The Dutch financial newspaper Het Financieele Dagblad (http://www.fd.nl/) publishes this story on the continuing misery in the Dutch Residential Real Estate (RRE) market. Here are the pertinent snips:
Dutch mortgage market in even deeper trough (link in Dutch)
The number of applications for mortgages has landed at a new depth. By a combination of new ‘conduct of business’ rules for banks and general insecurity on the economy, the public interest for new mortgages dropped sharply.
It seems that the positive effect of the lowered conveyance duty on the Dutch housing market has already finished, only one month after introduction of this €1.2 bln government measure. The cabinet Mark Rutte wanted to set the stalled Dutch housing market free, by reducing the conveyance duty to 2% from 6% of the net purchase price.
In July, there were temporary more applications, but afterwards it went again down the hill. The Mortgage Data Network (HDN), a large processor of mortgage applications in The Netherlands, published in a press release that in August only 2000 applications per week came in for a mortgage offer at its website; the first step for acquiring a mortgage.
This was only 50% of the number of applications in July. And not only holiday month August was bad. In the first three weeks of September the market was not much better; only 2400 registered applications per week. This is more than 25% lower than in September last year.
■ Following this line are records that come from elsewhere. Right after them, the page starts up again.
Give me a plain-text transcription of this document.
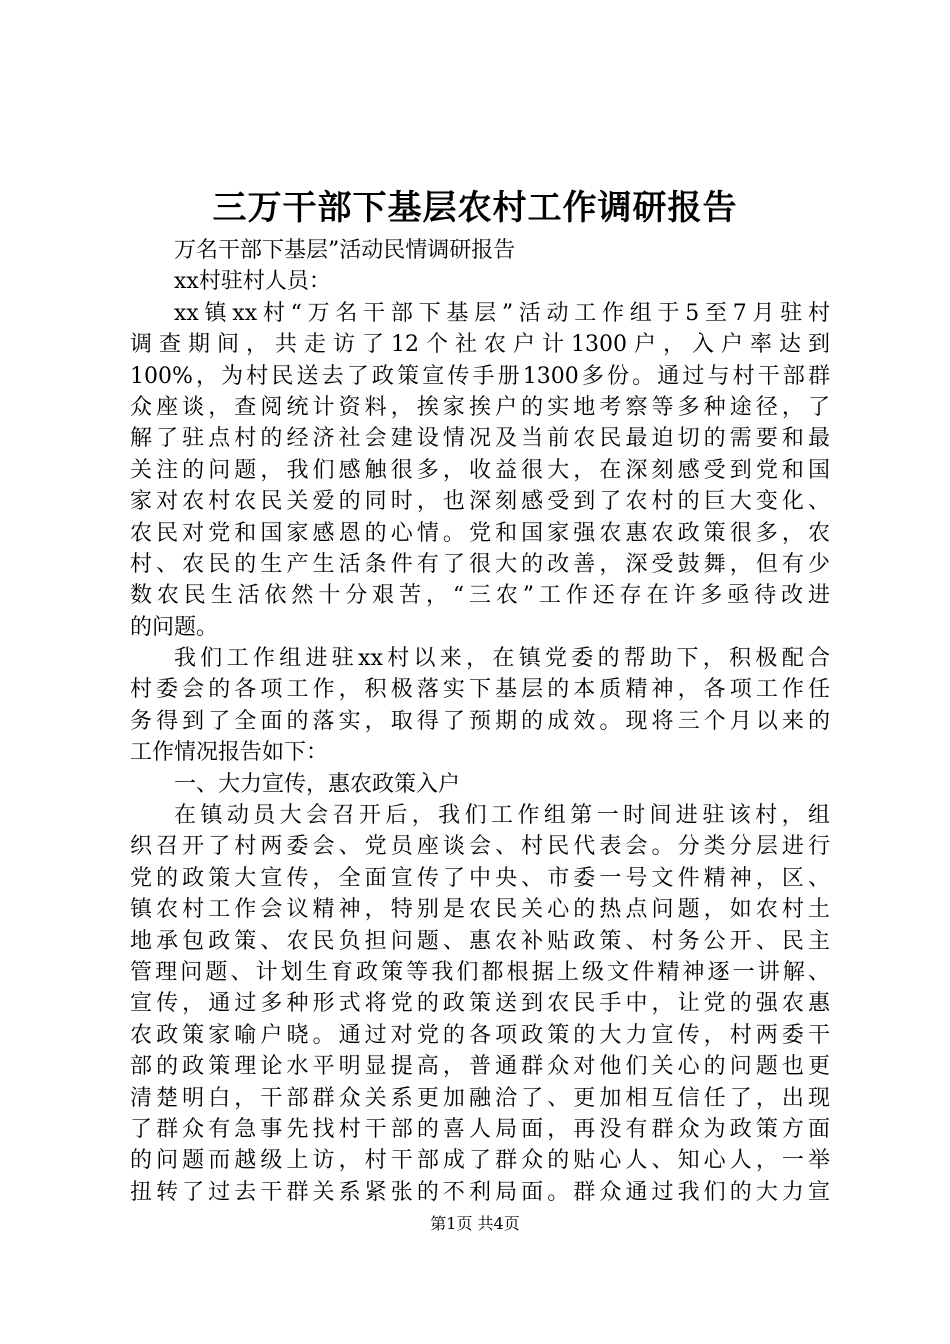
三万干部下基层农村工作调研报告
万名干部下基层”活动民情调研报告
xx村驻村人员：
xx镇xx村“万名干部下基层”活动工作组于5至7月驻村
调查期间，共走访了12个社农户计1300户，入户率达到
100%，为村民送去了政策宣传手册1300多份。通过与村干部群
众座谈，查阅统计资料，挨家挨户的实地考察等多种途径，了
解了驻点村的经济社会建设情况及当前农民最迫切的需要和最
关注的问题，我们感触很多，收益很大，在深刻感受到党和国
家对农村农民关爱的同时，也深刻感受到了农村的巨大变化、
农民对党和国家感恩的心情。党和国家强农惠农政策很多，农
村、农民的生产生活条件有了很大的改善，深受鼓舞，但有少
数农民生活依然十分艰苦，“三农”工作还存在许多亟待改进
的问题。
我们工作组进驻xx村以来，在镇党委的帮助下，积极配合
村委会的各项工作，积极落实下基层的本质精神，各项工作任
务得到了全面的落实，取得了预期的成效。现将三个月以来的
工作情况报告如下：
一、大力宣传，惠农政策入户
在镇动员大会召开后，我们工作组第一时间进驻该村，组
织召开了村两委会、党员座谈会、村民代表会。分类分层进行
党的政策大宣传，全面宣传了中央、市委一号文件精神，区、
镇农村工作会议精神，特别是农民关心的热点问题，如农村土
地承包政策、农民负担问题、惠农补贴政策、村务公开、民主
管理问题、计划生育政策等我们都根据上级文件精神逐一讲解、
宣传，通过多种形式将党的政策送到农民手中，让党的强农惠
农政策家喻户晓。通过对党的各项政策的大力宣传，村两委干
部的政策理论水平明显提高，普通群众对他们关心的问题也更
清楚明白，干部群众关系更加融洽了、更加相互信任了，出现
了群众有急事先找村干部的喜人局面，再没有群众为政策方面
的问题而越级上访，村干部成了群众的贴心人、知心人，一举
扭转了过去干群关系紧张的不利局面。群众通过我们的大力宣
第1页 共4页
The data of the HDN concerns about 50% of the whole Dutch market. The Land registry offices that register the whole market, have only data on mortgages that have actually passed at a notary. Trends are therefore only visible months later.
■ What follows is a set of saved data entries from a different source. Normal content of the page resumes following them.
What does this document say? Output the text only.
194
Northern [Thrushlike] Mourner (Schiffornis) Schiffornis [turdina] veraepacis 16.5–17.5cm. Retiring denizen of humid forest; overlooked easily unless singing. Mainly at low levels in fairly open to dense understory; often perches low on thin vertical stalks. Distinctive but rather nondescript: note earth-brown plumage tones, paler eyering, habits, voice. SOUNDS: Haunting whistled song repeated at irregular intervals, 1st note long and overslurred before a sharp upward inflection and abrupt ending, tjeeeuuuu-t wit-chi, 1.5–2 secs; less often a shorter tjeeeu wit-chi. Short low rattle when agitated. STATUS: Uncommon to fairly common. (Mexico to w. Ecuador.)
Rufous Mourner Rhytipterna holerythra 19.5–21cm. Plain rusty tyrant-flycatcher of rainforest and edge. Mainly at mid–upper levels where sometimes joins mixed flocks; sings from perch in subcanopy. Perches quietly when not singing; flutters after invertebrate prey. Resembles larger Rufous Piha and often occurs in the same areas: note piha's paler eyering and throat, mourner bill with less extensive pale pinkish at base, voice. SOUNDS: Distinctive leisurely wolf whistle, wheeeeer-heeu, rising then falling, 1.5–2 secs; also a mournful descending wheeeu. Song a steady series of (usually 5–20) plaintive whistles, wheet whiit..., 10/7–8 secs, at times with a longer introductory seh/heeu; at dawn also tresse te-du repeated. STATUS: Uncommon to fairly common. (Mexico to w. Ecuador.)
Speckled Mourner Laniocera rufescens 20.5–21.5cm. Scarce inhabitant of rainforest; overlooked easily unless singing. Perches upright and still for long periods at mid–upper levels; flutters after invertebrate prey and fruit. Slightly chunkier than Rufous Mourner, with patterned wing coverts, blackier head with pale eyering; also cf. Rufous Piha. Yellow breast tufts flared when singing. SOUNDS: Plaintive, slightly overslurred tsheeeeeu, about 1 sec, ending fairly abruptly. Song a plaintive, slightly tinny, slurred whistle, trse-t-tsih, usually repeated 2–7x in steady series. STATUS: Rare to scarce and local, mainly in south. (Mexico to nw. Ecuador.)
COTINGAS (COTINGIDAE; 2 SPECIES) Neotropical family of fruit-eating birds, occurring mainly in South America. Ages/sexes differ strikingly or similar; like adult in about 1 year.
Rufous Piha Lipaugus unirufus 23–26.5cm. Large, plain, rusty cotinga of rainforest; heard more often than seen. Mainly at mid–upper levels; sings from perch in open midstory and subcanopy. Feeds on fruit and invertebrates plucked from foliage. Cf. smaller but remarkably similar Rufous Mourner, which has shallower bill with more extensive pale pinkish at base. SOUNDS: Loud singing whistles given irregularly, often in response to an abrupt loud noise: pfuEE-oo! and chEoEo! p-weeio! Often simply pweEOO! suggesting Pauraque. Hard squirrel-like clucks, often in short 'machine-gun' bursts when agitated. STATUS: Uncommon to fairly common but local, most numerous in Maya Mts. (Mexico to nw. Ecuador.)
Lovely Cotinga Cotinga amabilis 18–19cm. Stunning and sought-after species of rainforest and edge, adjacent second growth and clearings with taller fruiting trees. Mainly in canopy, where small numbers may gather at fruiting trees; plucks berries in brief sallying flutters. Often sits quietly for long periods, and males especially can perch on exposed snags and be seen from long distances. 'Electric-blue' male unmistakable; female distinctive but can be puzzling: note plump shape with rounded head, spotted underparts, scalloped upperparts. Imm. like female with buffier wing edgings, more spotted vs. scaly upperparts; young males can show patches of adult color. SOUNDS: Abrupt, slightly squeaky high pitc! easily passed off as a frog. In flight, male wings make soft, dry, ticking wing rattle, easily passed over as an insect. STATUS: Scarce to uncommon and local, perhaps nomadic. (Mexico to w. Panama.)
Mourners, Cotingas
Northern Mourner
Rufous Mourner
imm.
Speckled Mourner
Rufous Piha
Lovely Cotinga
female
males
Since August, the new ‘Conduct of business code for Mortgages’ came into force. Banks, under influence of the Dutch Authority Financial Markets (AFM), became more strict in their credit supply. A house may only be purchased with an interest only-mortgage of less than 50% of the purchase prices. In the years before, this kind of mortgage could be acquired for the full purchase amount.
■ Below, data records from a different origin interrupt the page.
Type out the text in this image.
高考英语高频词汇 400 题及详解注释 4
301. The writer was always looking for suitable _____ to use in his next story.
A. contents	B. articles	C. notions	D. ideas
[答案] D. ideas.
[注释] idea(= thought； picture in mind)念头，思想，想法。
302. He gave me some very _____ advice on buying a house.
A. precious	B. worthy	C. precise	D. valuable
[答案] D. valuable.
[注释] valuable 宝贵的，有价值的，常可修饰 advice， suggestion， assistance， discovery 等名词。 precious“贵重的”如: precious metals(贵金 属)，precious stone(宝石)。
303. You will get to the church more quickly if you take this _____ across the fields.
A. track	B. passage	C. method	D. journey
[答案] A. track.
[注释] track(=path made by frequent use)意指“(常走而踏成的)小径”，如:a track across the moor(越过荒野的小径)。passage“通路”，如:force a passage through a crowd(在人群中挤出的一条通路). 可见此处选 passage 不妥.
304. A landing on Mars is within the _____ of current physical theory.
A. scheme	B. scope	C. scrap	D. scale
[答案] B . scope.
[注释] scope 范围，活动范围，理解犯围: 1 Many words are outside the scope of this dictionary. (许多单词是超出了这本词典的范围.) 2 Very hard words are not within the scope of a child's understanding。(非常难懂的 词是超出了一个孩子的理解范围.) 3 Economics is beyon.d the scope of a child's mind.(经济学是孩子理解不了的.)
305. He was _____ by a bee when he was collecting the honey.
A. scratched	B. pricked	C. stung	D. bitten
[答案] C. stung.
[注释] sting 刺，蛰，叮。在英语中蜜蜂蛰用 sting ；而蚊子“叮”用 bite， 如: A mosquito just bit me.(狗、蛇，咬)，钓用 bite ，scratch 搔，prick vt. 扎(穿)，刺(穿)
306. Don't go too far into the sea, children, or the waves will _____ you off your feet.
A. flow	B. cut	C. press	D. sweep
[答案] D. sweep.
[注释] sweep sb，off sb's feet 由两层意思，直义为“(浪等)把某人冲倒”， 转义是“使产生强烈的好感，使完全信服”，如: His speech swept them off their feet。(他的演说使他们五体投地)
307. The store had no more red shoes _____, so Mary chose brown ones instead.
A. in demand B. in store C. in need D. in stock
Also mounting insecurity on the European economy (
) added to this drop in interest. Greece
Again, this news message zooms in on the circumstances that make acquiring a mortgage more difficult or risky.
But again, insiders fail to look at the main causes:
· Dutch housing is too expensive in general and especially for the starters on the housing market;
· People that own a house, but want to sell it are prisoners of their extremely high mortgages, while being under water with their house. They can't lower the price of their house, as they would get stuck with residual debt.
In last week’s overview of Dutch housing, you could see that the price growth in all categories of Dutch housing has been extreme (more than 180% in only 13 years), as in a bubble. This bubble is now slowly deflating, but this deflating process will take years and years.
The main reason for this is that the Dutch finance minister Jan Kees de Jager, banks and insurance companies, realtors and the home-owner association all kick the can down the road, hoping to avoid a structural lowering of housing prices in The Netherlands.
But as the Dutch housing market reached ‘Peak Housing Prices’, the lowering of housing prices is inevitable. But it will take a very long time to happen. And all those years the housing market will be locked.